29 octobre 2016

Non, leur masculinité n'est pas "fragile"

On lit régulièrement, dans les discours féministes les plus classiques sur Internet, des apostrophes moqueuses à l'adresse d'hommes qui agressent des femmes, basées sur l'idée que ces hommes auraient une "masculinité fragile", qui serait la cause de leur violence. J'ai trouvé ça, par exemple, dans des cas où un homme, sur un site de rencontres, insultait une femme qui n'avait pas répondu à ses avances au bout de dix minutes ; mais aussi des situations où un homme avait tiré au revolver sur une femme qui n'avait pas répondu à son harcèlement de rue (ici le ton n'était plus amusé, mais l'idée était toujours là). 

Ça m'agace. D'un point de vue féministe, je trouve ça politiquement dangereux.

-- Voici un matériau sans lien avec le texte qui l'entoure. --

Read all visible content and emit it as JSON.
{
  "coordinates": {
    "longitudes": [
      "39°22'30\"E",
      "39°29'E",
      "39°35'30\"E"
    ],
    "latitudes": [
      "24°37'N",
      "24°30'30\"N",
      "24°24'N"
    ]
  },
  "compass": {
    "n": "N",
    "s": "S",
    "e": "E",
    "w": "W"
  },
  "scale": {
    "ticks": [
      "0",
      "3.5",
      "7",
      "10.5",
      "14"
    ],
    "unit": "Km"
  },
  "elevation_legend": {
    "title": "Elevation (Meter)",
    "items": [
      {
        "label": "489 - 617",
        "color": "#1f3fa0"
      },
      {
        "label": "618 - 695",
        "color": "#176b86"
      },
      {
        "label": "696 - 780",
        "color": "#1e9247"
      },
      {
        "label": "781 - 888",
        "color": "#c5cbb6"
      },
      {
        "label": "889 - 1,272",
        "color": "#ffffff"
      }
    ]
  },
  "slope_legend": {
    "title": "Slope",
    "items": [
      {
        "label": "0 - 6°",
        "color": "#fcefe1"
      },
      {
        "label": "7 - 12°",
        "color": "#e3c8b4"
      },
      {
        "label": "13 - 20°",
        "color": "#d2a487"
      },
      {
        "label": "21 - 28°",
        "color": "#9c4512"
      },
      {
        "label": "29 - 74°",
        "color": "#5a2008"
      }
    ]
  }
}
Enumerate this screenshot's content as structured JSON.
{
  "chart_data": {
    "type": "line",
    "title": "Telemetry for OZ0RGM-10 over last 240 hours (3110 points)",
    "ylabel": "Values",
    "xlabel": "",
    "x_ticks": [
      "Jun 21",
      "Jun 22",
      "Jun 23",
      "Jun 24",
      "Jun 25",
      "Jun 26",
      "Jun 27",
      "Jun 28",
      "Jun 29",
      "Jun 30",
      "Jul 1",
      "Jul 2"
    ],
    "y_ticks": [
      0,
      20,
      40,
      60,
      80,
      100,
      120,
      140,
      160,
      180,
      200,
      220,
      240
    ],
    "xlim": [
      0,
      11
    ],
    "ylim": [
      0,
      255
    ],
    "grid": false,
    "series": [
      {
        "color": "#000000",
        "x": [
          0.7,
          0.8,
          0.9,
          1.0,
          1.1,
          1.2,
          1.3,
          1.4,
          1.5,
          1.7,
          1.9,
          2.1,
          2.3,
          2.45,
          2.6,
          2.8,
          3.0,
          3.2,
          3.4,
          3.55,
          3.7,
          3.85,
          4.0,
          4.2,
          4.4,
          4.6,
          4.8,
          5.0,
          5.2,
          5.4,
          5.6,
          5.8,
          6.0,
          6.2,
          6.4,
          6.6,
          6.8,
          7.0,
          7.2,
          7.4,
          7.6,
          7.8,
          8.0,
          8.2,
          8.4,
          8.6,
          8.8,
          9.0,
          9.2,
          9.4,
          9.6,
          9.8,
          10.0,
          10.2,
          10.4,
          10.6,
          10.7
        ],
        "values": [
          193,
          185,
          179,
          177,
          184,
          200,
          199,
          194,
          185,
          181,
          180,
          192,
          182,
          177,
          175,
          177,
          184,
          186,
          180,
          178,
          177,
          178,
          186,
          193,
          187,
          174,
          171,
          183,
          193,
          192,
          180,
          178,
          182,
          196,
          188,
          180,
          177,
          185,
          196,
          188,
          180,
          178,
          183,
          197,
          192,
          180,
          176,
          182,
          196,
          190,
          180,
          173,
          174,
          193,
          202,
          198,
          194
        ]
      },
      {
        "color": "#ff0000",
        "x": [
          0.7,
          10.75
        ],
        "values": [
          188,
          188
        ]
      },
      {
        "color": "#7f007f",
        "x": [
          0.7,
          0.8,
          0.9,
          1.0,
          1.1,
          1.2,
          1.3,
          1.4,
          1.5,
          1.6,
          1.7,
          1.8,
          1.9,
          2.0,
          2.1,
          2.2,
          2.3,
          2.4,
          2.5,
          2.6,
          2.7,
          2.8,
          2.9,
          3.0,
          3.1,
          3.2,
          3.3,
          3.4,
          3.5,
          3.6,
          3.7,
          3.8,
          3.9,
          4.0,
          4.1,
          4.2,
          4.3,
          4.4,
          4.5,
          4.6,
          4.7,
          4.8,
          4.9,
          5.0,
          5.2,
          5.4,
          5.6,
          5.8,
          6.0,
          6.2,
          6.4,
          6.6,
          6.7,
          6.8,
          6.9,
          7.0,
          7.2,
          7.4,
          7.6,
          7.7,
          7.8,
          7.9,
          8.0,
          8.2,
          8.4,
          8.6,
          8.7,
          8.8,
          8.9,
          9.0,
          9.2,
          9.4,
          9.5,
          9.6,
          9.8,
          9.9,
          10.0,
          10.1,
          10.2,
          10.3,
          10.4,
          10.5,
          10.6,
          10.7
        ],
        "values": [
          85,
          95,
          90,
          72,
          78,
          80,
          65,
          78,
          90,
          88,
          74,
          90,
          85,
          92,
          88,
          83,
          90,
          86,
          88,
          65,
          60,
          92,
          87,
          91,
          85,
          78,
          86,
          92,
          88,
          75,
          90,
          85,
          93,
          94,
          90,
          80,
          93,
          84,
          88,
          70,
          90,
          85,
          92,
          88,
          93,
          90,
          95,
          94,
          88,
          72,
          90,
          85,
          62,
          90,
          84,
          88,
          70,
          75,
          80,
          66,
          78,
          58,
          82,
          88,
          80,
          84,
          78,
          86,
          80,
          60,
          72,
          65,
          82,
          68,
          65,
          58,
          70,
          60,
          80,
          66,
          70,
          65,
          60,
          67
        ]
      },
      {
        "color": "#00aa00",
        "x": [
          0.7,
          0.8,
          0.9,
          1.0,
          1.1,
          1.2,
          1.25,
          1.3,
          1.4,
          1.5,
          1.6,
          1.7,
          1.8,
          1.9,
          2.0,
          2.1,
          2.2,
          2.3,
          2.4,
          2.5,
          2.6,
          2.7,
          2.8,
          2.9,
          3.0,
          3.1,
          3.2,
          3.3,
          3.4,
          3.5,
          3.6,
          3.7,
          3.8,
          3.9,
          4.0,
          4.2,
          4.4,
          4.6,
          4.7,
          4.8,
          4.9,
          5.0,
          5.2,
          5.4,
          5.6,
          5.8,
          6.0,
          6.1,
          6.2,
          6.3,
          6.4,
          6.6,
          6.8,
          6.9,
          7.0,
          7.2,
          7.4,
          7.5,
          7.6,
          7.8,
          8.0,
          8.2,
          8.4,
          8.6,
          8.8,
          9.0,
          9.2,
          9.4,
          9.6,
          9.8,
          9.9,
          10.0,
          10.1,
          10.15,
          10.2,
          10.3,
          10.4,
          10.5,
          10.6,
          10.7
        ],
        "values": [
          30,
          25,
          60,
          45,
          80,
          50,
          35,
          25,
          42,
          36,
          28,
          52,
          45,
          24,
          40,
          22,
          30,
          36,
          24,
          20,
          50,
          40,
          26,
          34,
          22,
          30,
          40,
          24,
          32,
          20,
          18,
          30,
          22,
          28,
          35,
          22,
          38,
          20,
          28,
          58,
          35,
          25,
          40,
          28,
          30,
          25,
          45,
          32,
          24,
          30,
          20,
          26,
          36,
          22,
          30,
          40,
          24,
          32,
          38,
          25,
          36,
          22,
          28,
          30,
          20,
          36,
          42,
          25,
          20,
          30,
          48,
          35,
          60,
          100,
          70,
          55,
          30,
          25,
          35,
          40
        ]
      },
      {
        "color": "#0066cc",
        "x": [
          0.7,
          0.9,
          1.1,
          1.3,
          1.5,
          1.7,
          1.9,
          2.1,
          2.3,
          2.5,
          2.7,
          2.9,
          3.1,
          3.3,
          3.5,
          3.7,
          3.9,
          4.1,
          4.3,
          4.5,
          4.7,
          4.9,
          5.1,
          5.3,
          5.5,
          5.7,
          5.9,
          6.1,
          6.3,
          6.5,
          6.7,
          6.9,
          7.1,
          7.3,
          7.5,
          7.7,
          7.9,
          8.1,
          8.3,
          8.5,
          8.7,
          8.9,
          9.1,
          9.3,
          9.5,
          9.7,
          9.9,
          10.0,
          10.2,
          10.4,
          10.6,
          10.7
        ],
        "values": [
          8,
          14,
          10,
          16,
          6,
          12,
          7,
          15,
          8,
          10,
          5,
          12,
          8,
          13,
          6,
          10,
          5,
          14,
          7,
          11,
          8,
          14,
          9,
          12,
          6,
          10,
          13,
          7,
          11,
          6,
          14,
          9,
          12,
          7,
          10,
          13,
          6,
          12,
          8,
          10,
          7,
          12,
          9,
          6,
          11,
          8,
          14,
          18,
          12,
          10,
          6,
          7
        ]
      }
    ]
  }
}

S'il existe une masculinité "fragile" qui conduit à agresser les femmes, c'est qu'il existe une masculinité "solide" (lol) qui aurait l'effet inverse. Une bonne masculinité, qui rendrait les hommes gentils et responsables. Je répondrais d'une part à ça que la masculinité/virilité est partout en Occident énoncée comme rattachée à des notions bien particulières : force, aptitude au combat, dureté. Des valeurs ayant un rapport étroit avec la violence, en fait.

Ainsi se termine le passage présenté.